UC San Francisco is working with nonprofits that serve seniors and patients with serious medical conditions to raise awareness about palliative care and advance care planning.
The partnerships are the result of a collaboration between the UCSF Division of Palliative Medicine and the San Francisco Palliative Care Work Group (PCWG), which is working to address inequities among communities of color in accessing palliative care and advance care planning.
This initiative follows a San Francisco Bay Area survey, which shows that:
38% of people dying in a hospital had inadequate pain control, 34% had problems with shortness of breath and 67% had inadequate emotional support.
38%
of people dying in a hospital had inadequate pain control.
34%
of people dying in a hospital had problems with shortness of breath.
67%
of people dying in a hospital had inadequate emotional support.
Research also shows that 14% of whites had not disclosed end-of-life preferences before they died. For Chinese people the figure was 30%, and for Black and Hispanic people it was 45%.
Patients with conditions like advanced cancer, heart failure, dementia and Parkinson’s disease may benefit from palliative care, which has been shown to improve quality of life for both patients and their caregivers, and lower the cost of care.
Eight clinicians from the UCSF Division of Palliative Medicine, known as ambassadors, are being matched with each community group, based on shared language or culture.
The clinicians will work with PCWG to develop engagement strategies on palliative care and advance care planning, in which patients identify end-of-life preferences and select a health care agent to make decisions on their behalf, should they be unable to make them themselves.
“These higher figures among communities of color reflect the disparities we see across the board in health care,” said Steven Pantilat, MD, chief of the UCSF Division of Palliative Medicine. “As equal partners with the community, we want to avoid approaches like, ‘Hey, we have this project that we’ve developed.’ Instead, we say, ‘Here’s an issue we think is important – tell us if it would resonate. What are the messages that would work in the community?’”

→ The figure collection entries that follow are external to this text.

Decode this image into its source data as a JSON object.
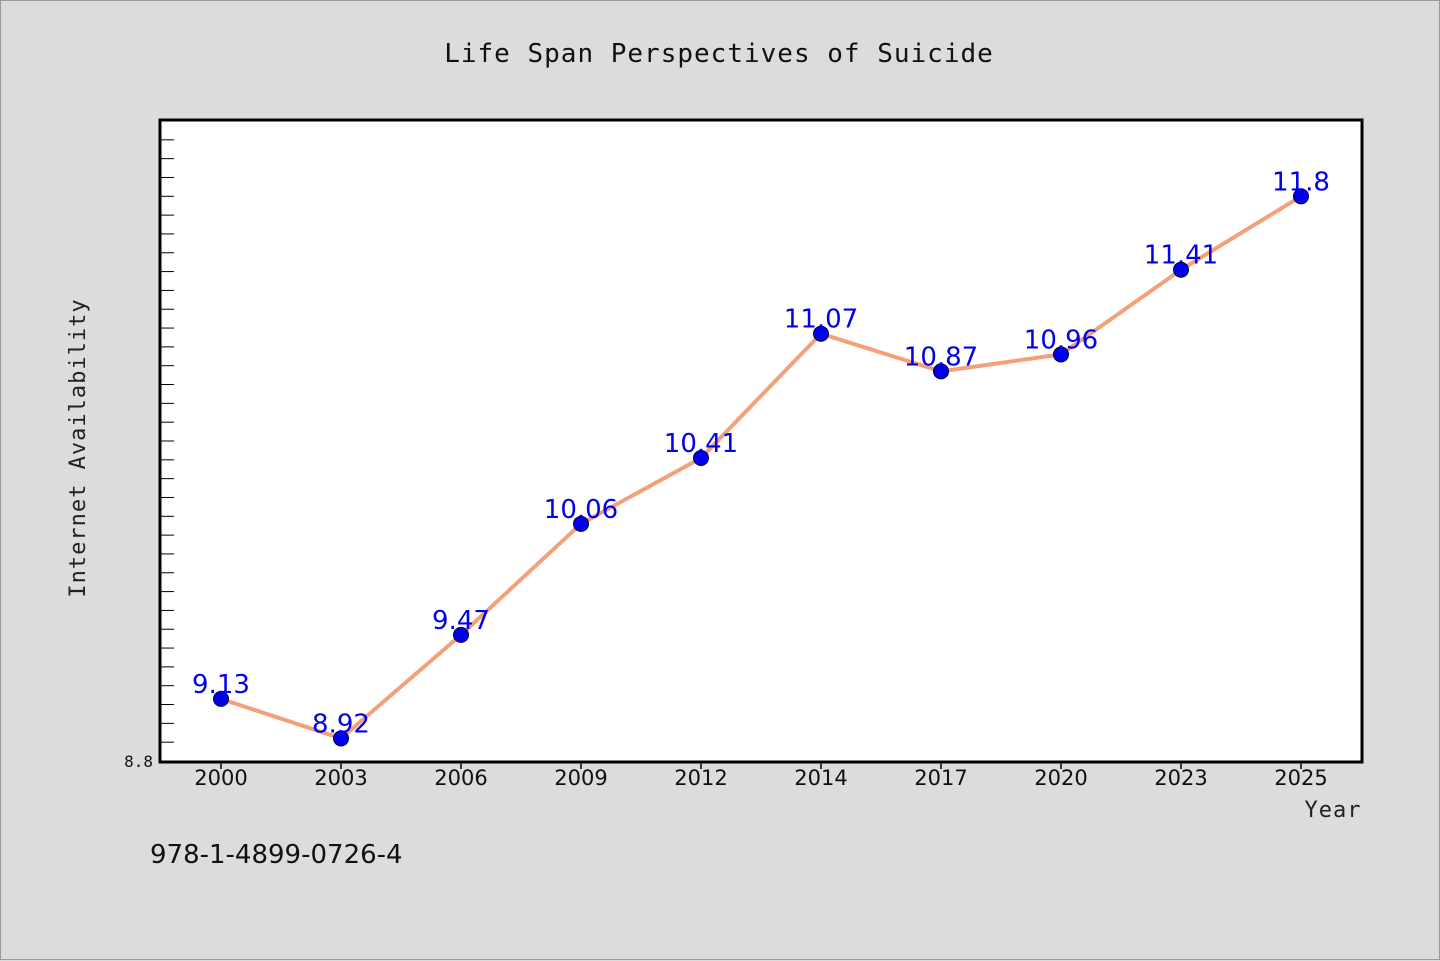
{
  "chart_data": {
    "type": "line",
    "title": "Life Span Perspectives of Suicide",
    "xlabel": "Year",
    "ylabel": "Internet Availability",
    "categories": [
      "2000",
      "2003",
      "2006",
      "2009",
      "2012",
      "2014",
      "2017",
      "2020",
      "2023",
      "2025"
    ],
    "series": [
      {
        "values": [
          9.13,
          8.92,
          9.47,
          10.06,
          10.41,
          11.07,
          10.87,
          10.96,
          11.41,
          11.8
        ]
      }
    ],
    "ylim": [
      8.8,
      12.2
    ],
    "y_tick_labels": [
      "8.8"
    ],
    "grid": false,
    "legend": "none",
    "line_color": "#f4a07a",
    "marker_color": "#0000ee",
    "label_color": "#0000ee"
  },
  "footer": {
    "isbn": "978-1-4899-0726-4"
  }
}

Palliative care doesn’t always mean end-of-life care
Unlike hospice, palliative care is not restricted to patients who have ceased curative treatments and are expected to survive no longer than six months, Pantilat said, noting that some patients in both hospice and palliative care “graduate” and return to their previous providers because their illness has stabilized, or their cancer is in remission.
“Many patients with serious illness who are approaching the end of life get care they don’t want, and that is of no benefit to them,” he said. “This is an opportunity to respect the choices that align with their goals. If they want to be at home with their loved ones and focus on treating their pain and shortness of breath, we honor those wishes and make sure they get the care they need. If they choose to enroll in a clinical trial or be admitted to the ICU to treat a serious infection, we’ll do everything we can to support them through that.”